ADFS: A Work in Progress

However, as Enck says, don't look for ADFS to solve "the problems of world peace" any time soon. It's a work in progress with a long schedule.

For one thing, the version of ADFS to debut in R2 does not support the federation specifications that Microsoft and Sun co-developed over the past year in order to enable federation between Microsoft's and Liberty Alliance's identity management systems.

Somewhat confusingly, those specifications are named Web Single Sign-On Interoperability Profile and Web Single Sign-On Metadata Exchange Protocol. Support for them is coming later. "[These specifications] are not supported in the R2 release of ADFS, but will be supported in a future release of Windows," Microsoft's spokeswoman said in an e-mail, though she gave no dates for its availability. The two joint specifications will ultimately enable browser-based Web SSO between security domains that use Liberty's Identity Federation Framework (ID-FF) and WS-Federation.
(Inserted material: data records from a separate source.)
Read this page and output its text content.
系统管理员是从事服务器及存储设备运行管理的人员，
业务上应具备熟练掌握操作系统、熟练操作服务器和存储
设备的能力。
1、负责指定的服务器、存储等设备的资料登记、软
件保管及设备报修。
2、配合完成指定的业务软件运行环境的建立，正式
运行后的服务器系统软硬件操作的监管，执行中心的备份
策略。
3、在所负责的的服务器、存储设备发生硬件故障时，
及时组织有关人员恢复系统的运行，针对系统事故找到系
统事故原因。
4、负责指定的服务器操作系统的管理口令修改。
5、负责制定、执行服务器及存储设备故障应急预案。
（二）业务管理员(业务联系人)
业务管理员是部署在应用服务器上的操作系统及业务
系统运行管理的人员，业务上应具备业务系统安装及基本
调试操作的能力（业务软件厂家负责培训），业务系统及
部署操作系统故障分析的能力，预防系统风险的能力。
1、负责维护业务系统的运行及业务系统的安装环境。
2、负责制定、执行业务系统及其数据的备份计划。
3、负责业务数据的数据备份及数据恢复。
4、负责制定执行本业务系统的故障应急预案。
In addition, the version of ADFS coming in R2 will not support Simple Object Access Protocol-based (SOAP) "active" interactions with applications at the outset. Initially, it will only support Hypertext Transfer Protocol-based (HTTP) "passive" interactions such as browser-based requests for identity authentication.
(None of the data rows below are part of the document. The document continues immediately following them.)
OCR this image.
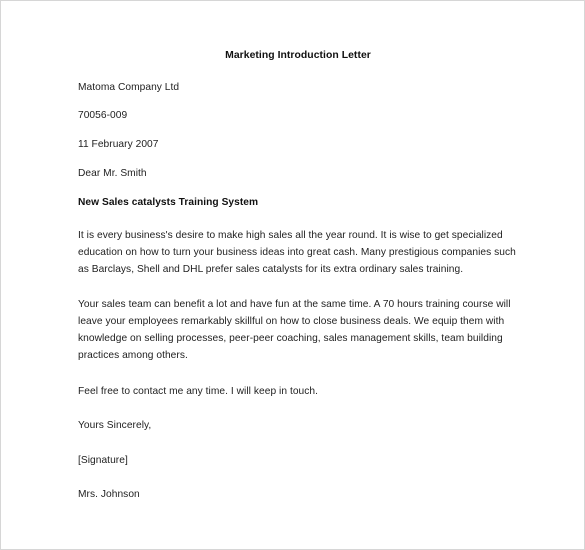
Marketing Introduction Letter

Matoma Company Ltd

70056-009

11 February 2007

Dear Mr. Smith

New Sales catalysts Training System

It is every business's desire to make high sales all the year round. It is wise to get specialized
education on how to turn your business ideas into great cash. Many prestigious companies such
as Barclays, Shell and DHL prefer sales catalysts for its extra ordinary sales training.
Your sales team can benefit a lot and have fun at the same time. A 70 hours training course will
leave your employees remarkably skillful on how to close business deals. We equip them with
knowledge on selling processes, peer-peer coaching, sales management skills, team building
practices among others.

Feel free to contact me any time. I will keep in touch.

Yours Sincerely,

[Signature]

Mrs. Johnson
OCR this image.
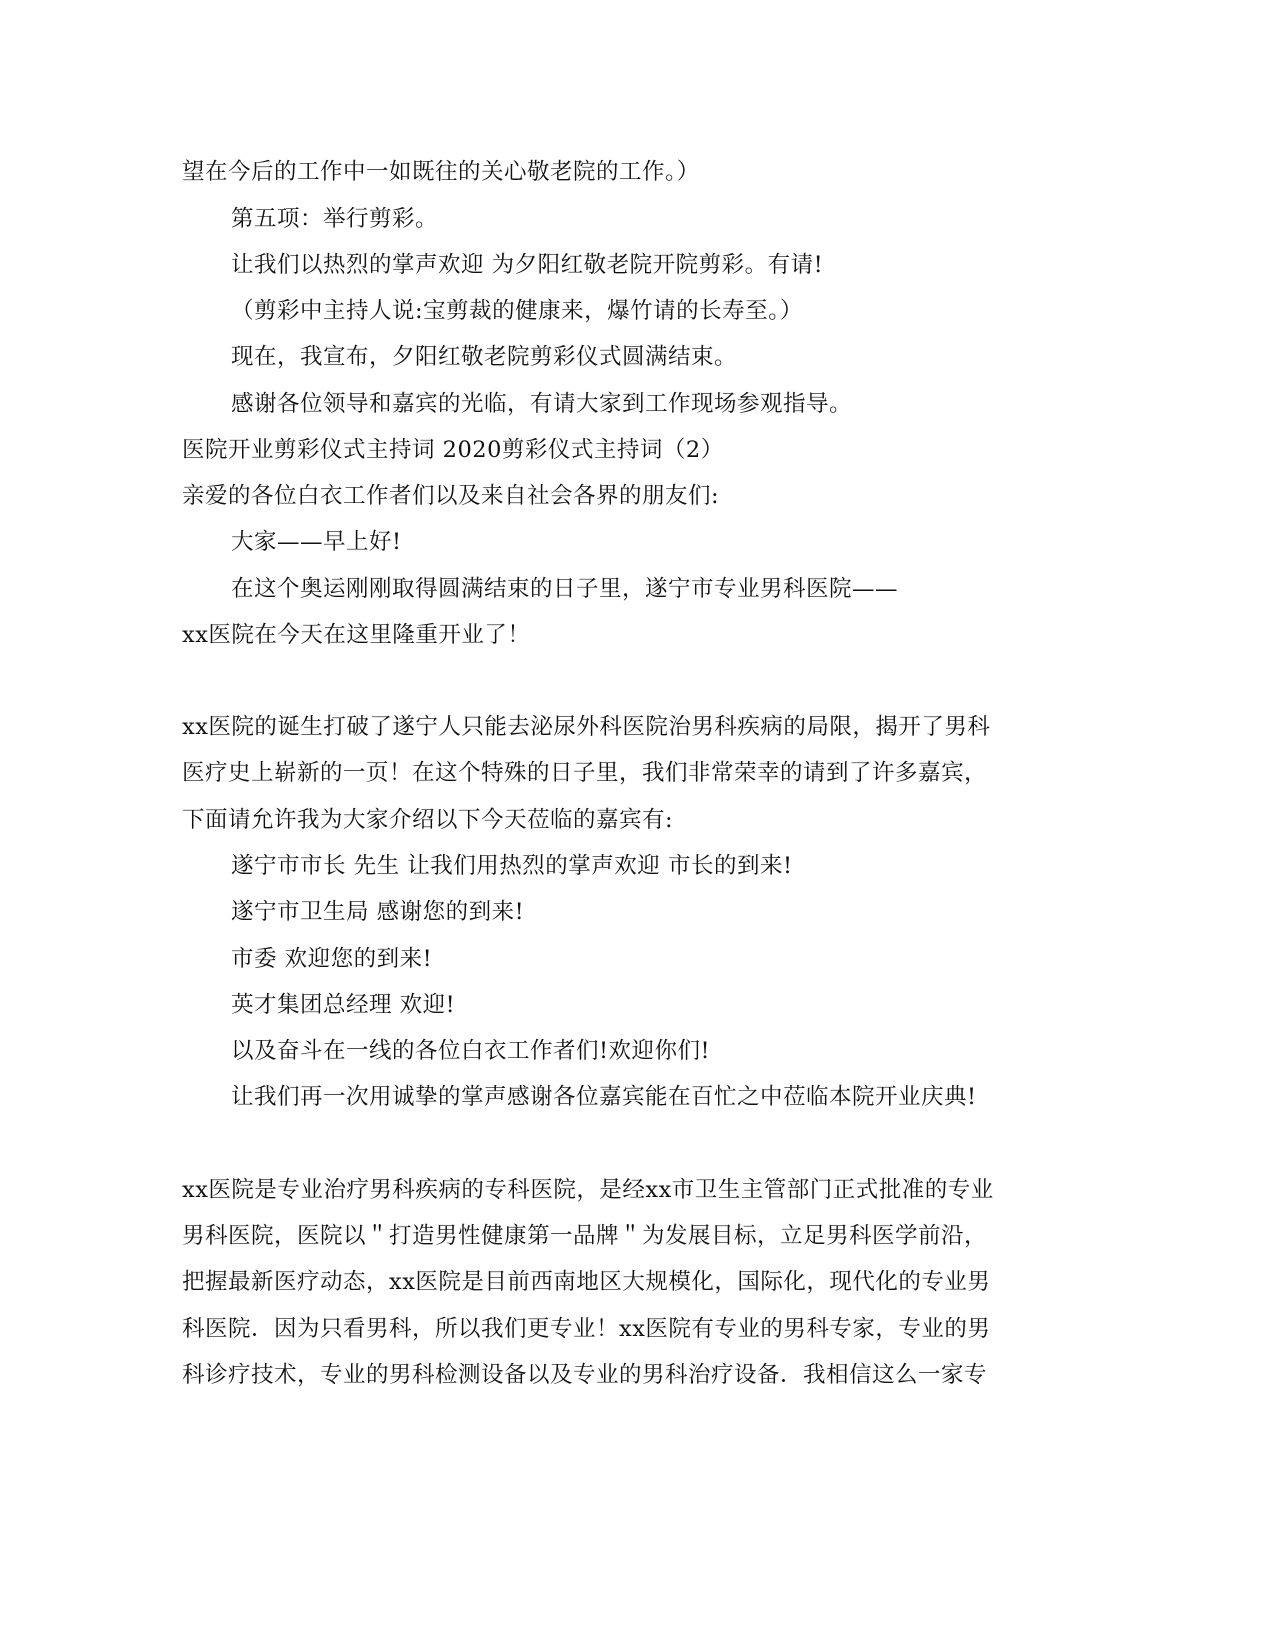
望在今后的工作中一如既往的关心敬老院的工作。）
第五项：举行剪彩。
让我们以热烈的掌声欢迎 为夕阳红敬老院开院剪彩。有请!
（剪彩中主持人说:宝剪裁的健康来，爆竹请的长寿至。）
现在，我宣布，夕阳红敬老院剪彩仪式圆满结束。
感谢各位领导和嘉宾的光临，有请大家到工作现场参观指导。
医院开业剪彩仪式主持词 2020剪彩仪式主持词（2）
亲爱的各位白衣工作者们以及来自社会各界的朋友们:
大家——早上好!
在这个奥运刚刚取得圆满结束的日子里，遂宁市专业男科医院——
xx医院在今天在这里隆重开业了！
xx医院的诞生打破了遂宁人只能去泌尿外科医院治男科疾病的局限，揭开了男科
医疗史上崭新的一页！在这个特殊的日子里，我们非常荣幸的请到了许多嘉宾，
下面请允许我为大家介绍以下今天莅临的嘉宾有:
遂宁市市长 先生 让我们用热烈的掌声欢迎 市长的到来!
遂宁市卫生局 感谢您的到来!
市委 欢迎您的到来!
英才集团总经理 欢迎!
以及奋斗在一线的各位白衣工作者们!欢迎你们!
让我们再一次用诚挚的掌声感谢各位嘉宾能在百忙之中莅临本院开业庆典!
xx医院是专业治疗男科疾病的专科医院，是经xx市卫生主管部门正式批准的专业
男科医院，医院以＂打造男性健康第一品牌＂为发展目标，立足男科医学前沿，
把握最新医疗动态，xx医院是目前西南地区大规模化，国际化，现代化的专业男
科医院．因为只看男科，所以我们更专业！xx医院有专业的男科专家，专业的男
科诊疗技术，专业的男科检测设备以及专业的男科治疗设备．我相信这么一家专
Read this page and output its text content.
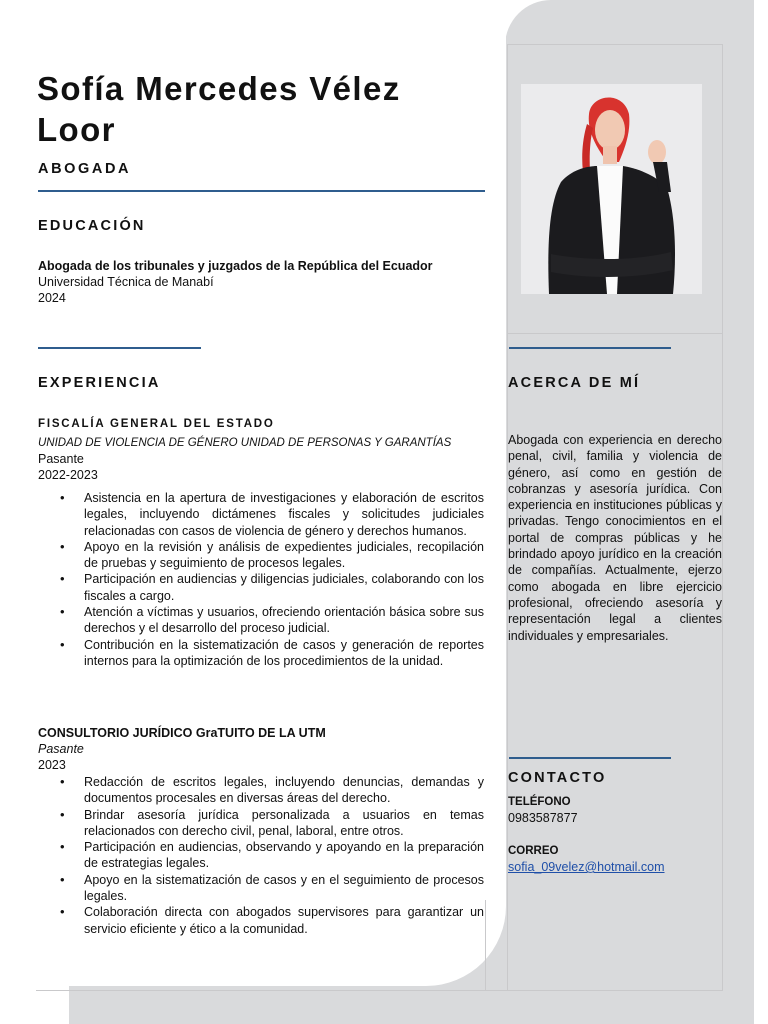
Sofía Mercedes Vélez Loor
ABOGADA
EDUCACIÓN
Abogada de los tribunales y juzgados de la República del Ecuador
Universidad Técnica de Manabí
2024
EXPERIENCIA
FISCALÍA GENERAL DEL ESTADO
UNIDAD DE VIOLENCIA DE GÉNERO UNIDAD DE PERSONAS Y GARANTÍAS
Pasante
2022-2023
• Asistencia en la apertura de investigaciones y elaboración de escritos legales, incluyendo dictámenes fiscales y solicitudes judiciales relacionadas con casos de violencia de género y derechos humanos.
• Apoyo en la revisión y análisis de expedientes judiciales, recopilación de pruebas y seguimiento de procesos legales.
• Participación en audiencias y diligencias judiciales, colaborando con los fiscales a cargo.
• Atención a víctimas y usuarios, ofreciendo orientación básica sobre sus derechos y el desarrollo del proceso judicial.
• Contribución en la sistematización de casos y generación de reportes internos para la optimización de los procedimientos de la unidad.
CONSULTORIO JURÍDICO GraTUITO DE LA UTM
Pasante
2023
• Redacción de escritos legales, incluyendo denuncias, demandas y documentos procesales en diversas áreas del derecho.
• Brindar asesoría jurídica personalizada a usuarios en temas relacionados con derecho civil, penal, laboral, entre otros.
• Participación en audiencias, observando y apoyando en la preparación de estrategias legales.
• Apoyo en la sistematización de casos y en el seguimiento de procesos legales.
• Colaboración directa con abogados supervisores para garantizar un servicio eficiente y ético a la comunidad.
ACERCA DE MÍ
Abogada con experiencia en derecho penal, civil, familia y violencia de género, así como en gestión de cobranzas y asesoría jurídica. Con experiencia en instituciones públicas y privadas. Tengo conocimientos en el portal de compras públicas y he brindado apoyo jurídico en la creación de compañías. Actualmente, ejerzo como abogada en libre ejercicio profesional, ofreciendo asesoría y representación legal a clientes individuales y empresariales.
CONTACTO
TELÉFONO
0983587877
CORREO
sofia_09velez@hotmail.com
So will ADFS will make MIIS obsolete?

"Absolutely not," says the Microsoft spokeswoman. "Even if there was a 100 percent usage of these Web Services standards across all applications and systems, there is still a need for the capabilities provided by MIIS." That's particularly true with legacy systems. In that light, she says that coming updates to MIIS are still on track. MIIS SP2 is due out in 2006, and a major upgrade code-named "Gemini" is due out in 2007.
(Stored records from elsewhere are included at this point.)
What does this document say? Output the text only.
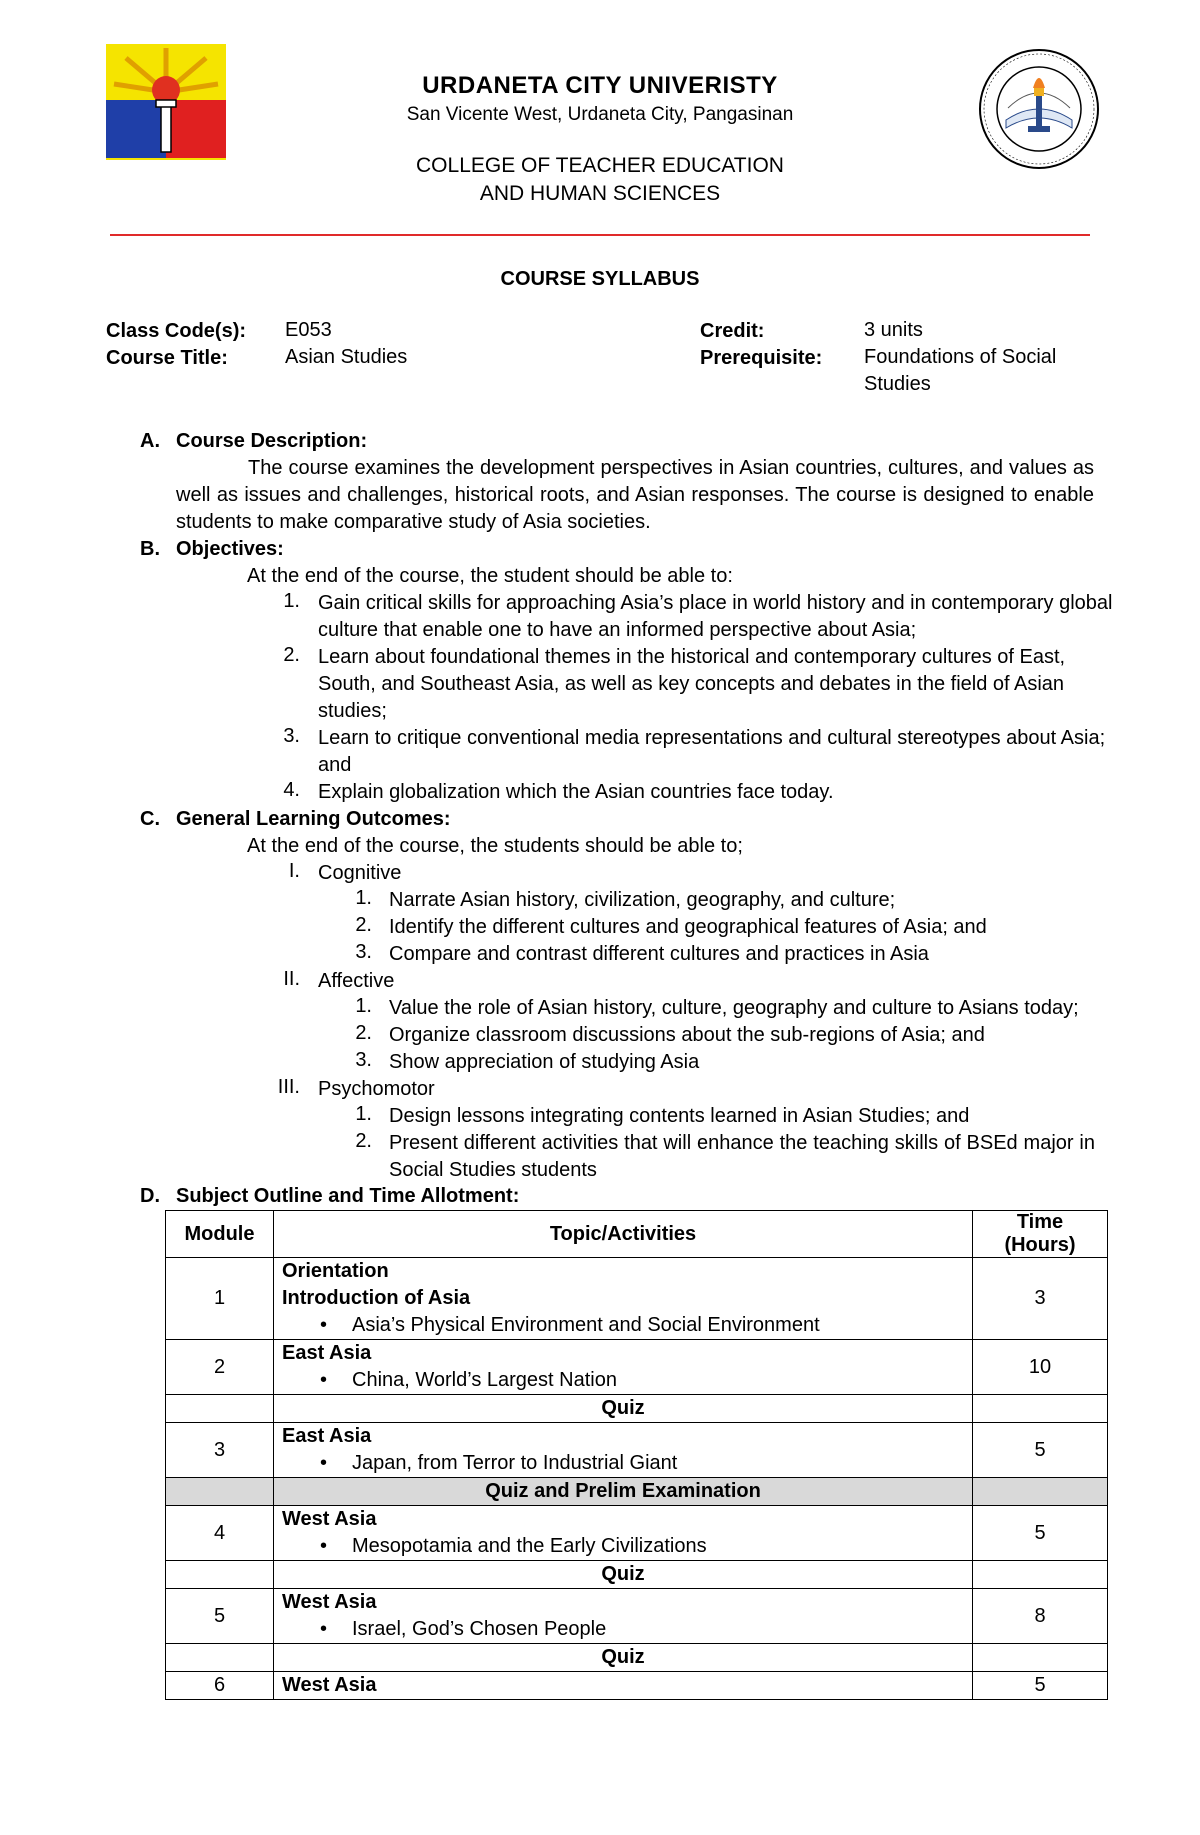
URDANETA CITY UNIVERISTY
San Vicente West, Urdaneta City, Pangasinan
COLLEGE OF TEACHER EDUCATION
AND HUMAN SCIENCES
COURSE SYLLABUS
Class Code(s): E053
Course Title:	Asian Studies
Credit:	3 units
Prerequisite: Foundations of Social
Studies
A. Course Description:
The course examines the development perspectives in Asian countries, cultures, and values as
well as issues and challenges, historical roots, and Asian responses. The course is designed to enable
students to make comparative study of Asia societies.
B. Objectives:
At the end of the course, the student should be able to:
1. Gain critical skills for approaching Asia’s place in world history and in contemporary global
culture that enable one to have an informed perspective about Asia;
2. Learn about foundational themes in the historical and contemporary cultures of East,
South, and Southeast Asia, as well as key concepts and debates in the field of Asian
studies;
3. Learn to critique conventional media representations and cultural stereotypes about Asia;
and
4. Explain globalization which the Asian countries face today.
C. General Learning Outcomes:
At the end of the course, the students should be able to;
I. Cognitive
1. Narrate Asian history, civilization, geography, and culture;
2. Identify the different cultures and geographical features of Asia; and
3. Compare and contrast different cultures and practices in Asia
II. Affective
1. Value the role of Asian history, culture, geography and culture to Asians today;
2. Organize classroom discussions about the sub-regions of Asia; and
3. Show appreciation of studying Asia
III. Psychomotor
1. Design lessons integrating contents learned in Asian Studies; and
2. Present different activities that will enhance the teaching skills of BSEd major in
Social Studies students
D. Subject Outline and Time Allotment:
Module	Topic/Activities	Time (Hours)
1	Orientation
Introduction of Asia
• Asia’s Physical Environment and Social Environment	3
2	East Asia
• China, World’s Largest Nation	10
	Quiz	
3	East Asia
• Japan, from Terror to Industrial Giant	5
	Quiz and Prelim Examination	
4	West Asia
• Mesopotamia and the Early Civilizations	5
	Quiz	
5	West Asia
• Israel, God’s Chosen People	8
	Quiz	
6	West Asia	5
But as Web Services become increasingly popular for open communications and the majority of system vendors add it into their products, the writing seems to be on the wall.

"MIIS can perform many of these functions today and we are making future investments to further automate these tasks for our customers," the spokeswoman adds. "MIIS is basically the solution we are looking at today [while] ADFS is the vision moving forward."

"MIIS is about helping customers deal with what they have today [while] ADFS is our solution moving forwards," says Stephenson. "Our vision is that, over time, Web Services platforms will be adopted and you'll be able to get SSO on all of these various systems without having to do any heavy lifting."